3)Intubation using a bougie in difficult airway.
Grades 2 and 3 glottic view may be managed by intubation over a bougie.Following laryngoscopy insert bougie into the glottis and then "rail road"the ETT over the bougie.The basic rule here is "dont remove the laryngoscope before railroading". Once you remove the scope after inserting bougie the epiglottis and pharyngeal soft tissues may come their way between the ETT and the bougie and cause intubation failure.Ask the assistant to pass the ETT over the bougie while the anaesthetist keeps the epiglottis elevated with his laryngoscope with one hand and stabilising the bougie with the other hand.

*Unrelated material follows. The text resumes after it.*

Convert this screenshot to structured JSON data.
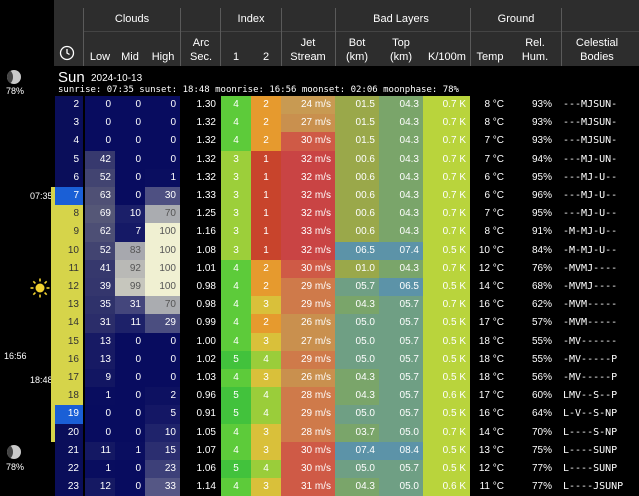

4)Removal of a Laryngeal mask airway.
Patients on spontaneous ventilation under LMA anaesthesia,it is advisable to remove the LMA in deep anaesthetic plane itself.If you wait till the patient is fully conscious,chance of biting the airway tube by patient is high which leads to total airway occlusion and any attempt to remove an LMA in this situation can cause damage to the LMA, laryngospasm or regurgitation by pharyngeal stimulation[5].The ideal sequence of removing LMA seems....remove in deep plane then cut down gases,insert oral or nasal airway,keep mask, turn head to one side, allow patient to recover by inhaling 100% oxygen.

5)Treating laryngospasm during recovery.
The treatment should be immediate,prompt and aggressive[6].Delay in treating laryngospasm may lead to serious morbidity.IPPV with 100% to break off the spasm is widely followed as the first line of management but there should not be any delay in administering suxamethonium.The most feared complications are hypoxia and negative pressure pulmonary edema.

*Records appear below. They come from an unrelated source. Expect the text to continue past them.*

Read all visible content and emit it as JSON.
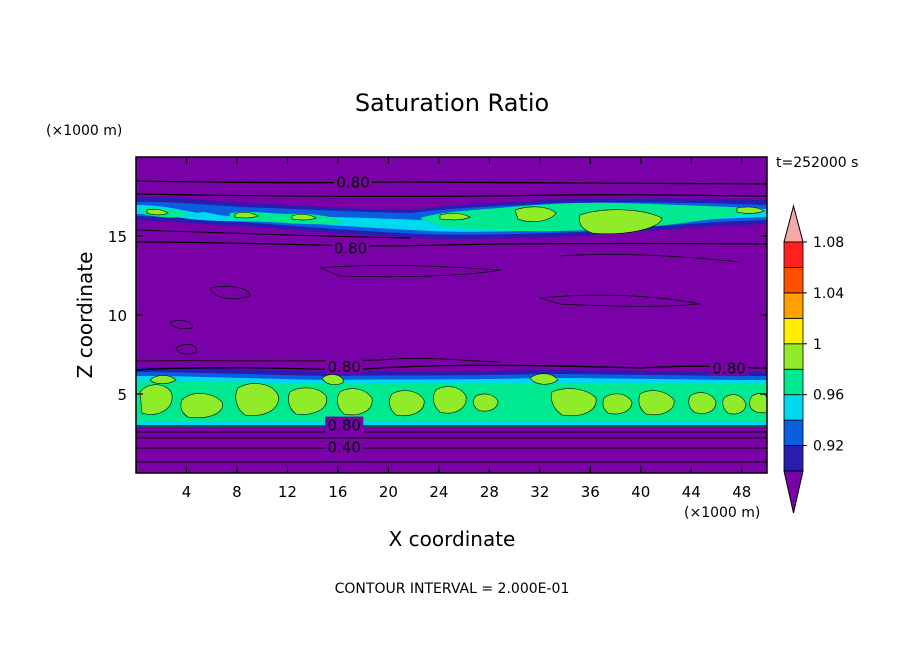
{
  "chart_data": {
    "type": "heatmap",
    "title": "Saturation Ratio",
    "time_label": "t=252000 s",
    "xlabel": "X coordinate",
    "ylabel": "Z coordinate",
    "x_unit": "(×1000 m)",
    "y_unit": "(×1000 m)",
    "footer": "CONTOUR INTERVAL = 2.000E-01",
    "xlim": [
      0,
      50
    ],
    "ylim": [
      0,
      20
    ],
    "x_ticks": [
      4,
      8,
      12,
      16,
      20,
      24,
      28,
      32,
      36,
      40,
      44,
      48
    ],
    "y_ticks": [
      5,
      10,
      15
    ],
    "colorbar": {
      "levels": [
        0.92,
        0.96,
        1,
        1.04,
        1.08
      ],
      "tick_labels": [
        "0.92",
        "0.96",
        "1",
        "1.04",
        "1.08"
      ],
      "colors": [
        "#7a00a8",
        "#2a1cb0",
        "#0a5ee0",
        "#00d8f0",
        "#00e890",
        "#90ec28",
        "#ffee00",
        "#ffa000",
        "#ff5000",
        "#ff2020",
        "#f4a8a8"
      ]
    },
    "bands": [
      {
        "z_min": 5.2,
        "z_max": 6.4,
        "value": "> 0.96"
      },
      {
        "z_min": 3.1,
        "z_max": 5.2,
        "value": "0.96 – 1.00"
      },
      {
        "z_min": 15.0,
        "z_max": 17.6,
        "value": "0.96 – 1.00"
      }
    ],
    "contour_labels": [
      {
        "text": "0.80",
        "x": 17.2,
        "z": 18.4
      },
      {
        "text": "0.80",
        "x": 17.0,
        "z": 14.2
      },
      {
        "text": "0.80",
        "x": 16.5,
        "z": 6.7
      },
      {
        "text": "0.80",
        "x": 47.0,
        "z": 6.6
      },
      {
        "text": "0.80",
        "x": 16.5,
        "z": 3.0
      },
      {
        "text": "0.40",
        "x": 16.5,
        "z": 1.6
      }
    ],
    "grid": false,
    "legend": "colorbar-right"
  }
}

6)Exsanguinate before IVRA.
Complete exsanguination of the upper limb is advocated before IVRA.Failure of proper exsanguination leads venous oozing during the procedure causing unsatisfactory operating conditions.Poor diffusion of the drug leads to 'patchy" anaesthesia or total failure of anaesthesia.The use of an esmarch or similar bandage is stressed.

7)Extubating a difficult airway.There are many gadgets available to deal with a difficult airway.With the introduction of fastrach LMA and fiberoptic bronchoscope, the success rate of intubation is high.Following ICU admission or surgical procedure many anaesthesiologists fail to observe the basic rule "while extubating a difficult airway take the same precaution and keep ready the same gadgets you used to intubate the case, since extubation failure or post extubation complications may necessitate immediate reintubation". Always use a guide wire or bougie over which the ETT is pulled out (extubation over bougie)and observe the vocal cord behaviour during extubation.

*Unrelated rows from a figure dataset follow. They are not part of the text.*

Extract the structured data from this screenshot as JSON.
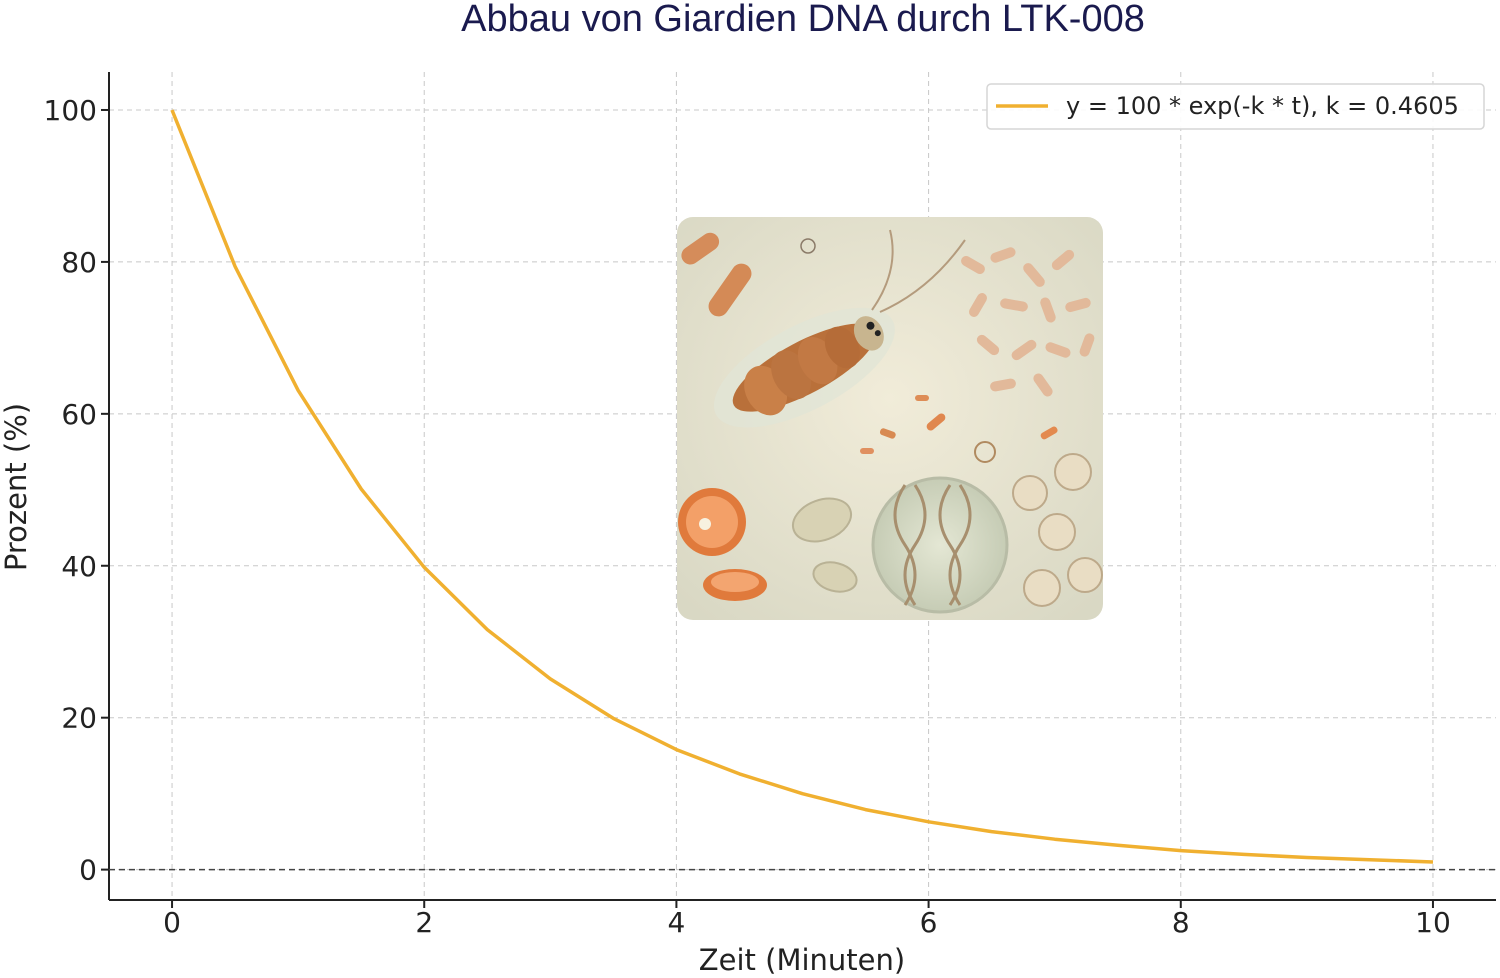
{
  "chart_data": {
    "type": "line",
    "title": "Abbau von Giardien DNA durch LTK-008",
    "xlabel": "Zeit (Minuten)",
    "ylabel": "Prozent (%)",
    "xlim": [
      -0.5,
      10.5
    ],
    "ylim": [
      -4,
      105
    ],
    "xticks": [
      0,
      2,
      4,
      6,
      8,
      10
    ],
    "yticks": [
      0,
      20,
      40,
      60,
      80,
      100
    ],
    "grid": true,
    "legend_position": "top-right",
    "reference_line": {
      "y": 0,
      "style": "dashed",
      "color": "#444444"
    },
    "series": [
      {
        "name": "y = 100 * exp(-k * t), k = 0.4605",
        "color": "#f0b030",
        "x": [
          0,
          0.5,
          1,
          1.5,
          2,
          2.5,
          3,
          3.5,
          4,
          4.5,
          5,
          5.5,
          6,
          6.5,
          7,
          7.5,
          8,
          8.5,
          9,
          9.5,
          10
        ],
        "y": [
          100,
          79.4,
          63.1,
          50.1,
          39.8,
          31.6,
          25.1,
          19.9,
          15.8,
          12.6,
          10.0,
          7.9,
          6.3,
          5.0,
          4.0,
          3.2,
          2.5,
          2.0,
          1.6,
          1.3,
          1.0
        ]
      }
    ]
  },
  "inset_image": {
    "description_icon": "microorganisms-illustration",
    "colors": {
      "background": "#e9e4cf",
      "accent": "#d9773a",
      "cell": "#efe4c8"
    }
  }
}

8)Testing loss of resistance. While testing for loss of resistance during epidural anaesthesia always use saline instead of air to avoid complications like pneumocephalus[7], spinal cord and nerve root compression, retroperitoneal air, subcutaneous emphysema, and venous air embolism[8] Alternatively saline with an air bubble technique also seems to be appropriate.
                                                                      Performing the LOR by saline, from NYSORA

9)Nasal intubation in pediatrics. Extreme caution should be taken while performing a nasal intubation in pediatric age group and any difficulty in ventilation should alert the anaesthetist of possibility of occlusion of the tip of  ETT with a piece of adenoid tissue carried away in it. Any incidence of difficulty in ventilation, high airway pressure,abnormal tracing of capnogram or fall in saturation following nasal intubation in children,the anaesthetist should not hesitate to remove the ETT immediately and proceed with mask ventilation and oral intubation. Never attempt to overcome the resistance by forced ventilatory attempts or by passing catheters into ETT..[9][10]The obstruction by adenoid is usually distal to murphy's eye and other common causes for the obstruction are kinking of ETT and severe bronchospasm following intubation.

10)Uncover during PAC!The last but not the least, make a detailed physical examination during PAC.It was found on many occasions that gross physical deformities were overlooked by anaesthetists due to lack of proper exposure of body parts.Such deformities include pectus excavatum, pectus carinatum,scoliosis, thyroid swellings and other congenital abnormalities,.All these situations may lead to devastating intra operative complications.